The court case continued on Thursday with the defense opening with a cross-examination of the Minister. But after a few seemingly inconsequential questions, the defense requested an adjournment.
Defense attorney, Mr. Mohammed Turay, claimed the defense had “not done everything that we should have done” and was deserving of more time. “We still have certain research to conduct”, he said, despite the 9 day period between court appearances.
The request for the adjournment was initially denied by the judge who admonished the defense for not giving a good enough reason, but later relented, scheduling the trial to resume on April 8.
In reaction to the delay tactics by the defense, Minister Ibrahim Kemoh Sesay, said “They’re just buying time”. The minister reiterated his position that the attack on his reputation threatened his ability to do his job. “If his case is true, then I am not fit to be a minister.

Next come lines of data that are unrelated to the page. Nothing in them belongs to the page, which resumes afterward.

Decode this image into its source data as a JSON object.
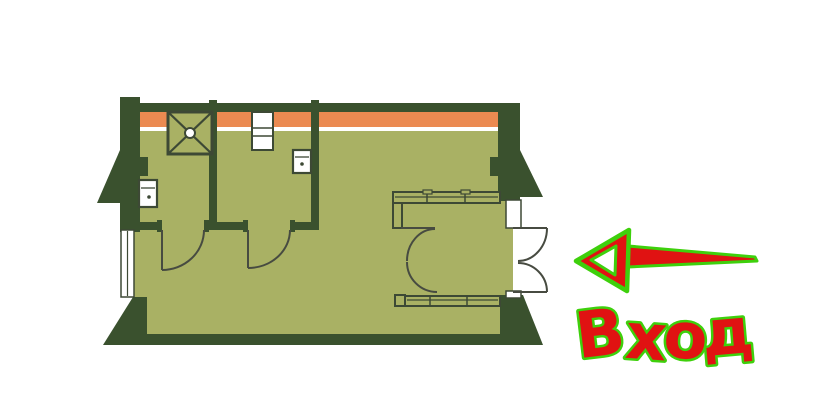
{
  "entrance": {
    "label": "Вход"
  },
  "icons": {
    "entrance_arrow": "left-arrow",
    "shower": "shower-cabin",
    "sink": "washbasin",
    "window": "window",
    "doors": "swing-door-arc",
    "wardrobe": "segmented-counter"
  },
  "palette": {
    "background": "#ffffff",
    "floor": "#a9b164",
    "wall": "#3a512e",
    "outline": "#3d4935",
    "doorline": "#474b41",
    "accent_orange": "#eb8a51",
    "white": "#ffffff",
    "arrow_red": "#e01212",
    "arrow_green": "#3ed00c",
    "label_red": "#e01212",
    "label_green": "#3ed00c"
  }
}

If his case is false, then he is not fit to be a journalist – and he should be put in prison”.
There is no question that the media cannot print unsubstantiated rumours as fact, and in fact does a disservice to the fledgling democracy of Sierra Leone when it does.
Jonathan Leigh’s defense team must now bear the burden of proof in order to avoid conviction under the criminal libel law. The real question becomes whether or not libel should be considered a criminal offense at all.